If I have a number of machines with ZFS raid (doesn't matter which level) in a data centre, would it be possible to share these machines with iSCSI as single LUN's and stripe or raid them on a kind of ZFS master server?

It would give protection against disk failure on the iSCSI machines, and also protection against machine failure if you raid the ZFS master server with the underlying LUN's.

Perhaps its better to share all disk as separate LUN's and then use nested raid on the ZFS master server to protect against both machine and disk failure?

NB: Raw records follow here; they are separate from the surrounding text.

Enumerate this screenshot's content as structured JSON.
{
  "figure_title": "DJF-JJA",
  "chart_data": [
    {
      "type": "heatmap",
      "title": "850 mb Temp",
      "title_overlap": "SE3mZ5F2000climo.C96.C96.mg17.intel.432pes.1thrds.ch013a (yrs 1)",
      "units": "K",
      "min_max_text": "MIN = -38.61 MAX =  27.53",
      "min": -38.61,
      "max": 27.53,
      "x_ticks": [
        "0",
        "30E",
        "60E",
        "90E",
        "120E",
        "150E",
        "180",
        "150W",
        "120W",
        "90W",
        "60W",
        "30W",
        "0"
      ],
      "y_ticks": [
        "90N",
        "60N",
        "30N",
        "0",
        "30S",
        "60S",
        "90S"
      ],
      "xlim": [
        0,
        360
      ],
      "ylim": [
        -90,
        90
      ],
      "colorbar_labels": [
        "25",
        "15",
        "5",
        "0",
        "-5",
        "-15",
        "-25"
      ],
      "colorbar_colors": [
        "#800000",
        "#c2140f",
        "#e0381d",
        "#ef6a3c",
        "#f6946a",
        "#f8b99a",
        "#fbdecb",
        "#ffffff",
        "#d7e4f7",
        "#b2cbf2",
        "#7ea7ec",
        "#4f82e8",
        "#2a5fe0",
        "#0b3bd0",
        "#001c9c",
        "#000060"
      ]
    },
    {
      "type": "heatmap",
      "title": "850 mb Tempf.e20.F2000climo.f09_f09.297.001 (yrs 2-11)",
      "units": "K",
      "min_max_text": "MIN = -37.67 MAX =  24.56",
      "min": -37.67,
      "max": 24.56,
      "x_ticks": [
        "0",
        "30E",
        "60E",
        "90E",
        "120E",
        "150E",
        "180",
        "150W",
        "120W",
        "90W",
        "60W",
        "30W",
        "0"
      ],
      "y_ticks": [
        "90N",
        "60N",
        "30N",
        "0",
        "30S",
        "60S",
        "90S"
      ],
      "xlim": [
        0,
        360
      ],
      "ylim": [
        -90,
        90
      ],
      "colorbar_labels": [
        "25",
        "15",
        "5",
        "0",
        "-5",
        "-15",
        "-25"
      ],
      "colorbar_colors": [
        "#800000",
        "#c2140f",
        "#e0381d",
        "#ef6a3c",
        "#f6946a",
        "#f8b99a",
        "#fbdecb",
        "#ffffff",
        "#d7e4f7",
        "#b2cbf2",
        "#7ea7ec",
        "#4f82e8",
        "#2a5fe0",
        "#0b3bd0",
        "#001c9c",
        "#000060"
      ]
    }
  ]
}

I have no experience what so ever with this so in case this is an insane question then I'm sorry


----------



## olav (Oct 30, 2012)

Yes you can use two SAN's and setup a mirrored ZFS storage by accessing two LUN's. However there are a few things that you have to keep in mind.
FreeBSD's iSCSI initiator isn't working too well. Especially if a LUN goes offline, it can hang/freeze your whole system.
You should keep the LUN volumes small and always keep an eye on performance. Resilvering/scrubbing takes time.
HAST will most likely be a lot better than creating a ZFS mirror of two LUN's.


----------



## kgatan (Oct 30, 2012)

Ah, yes didn't think of that.
Is resilver and scrubbing time dependent on iops or raw throughput?


----------



## Crest (Oct 31, 2012)

Depends. It reads the live blocks in chronological order. Given the average size of blocks for most setups it's limited by raw throughput.


----------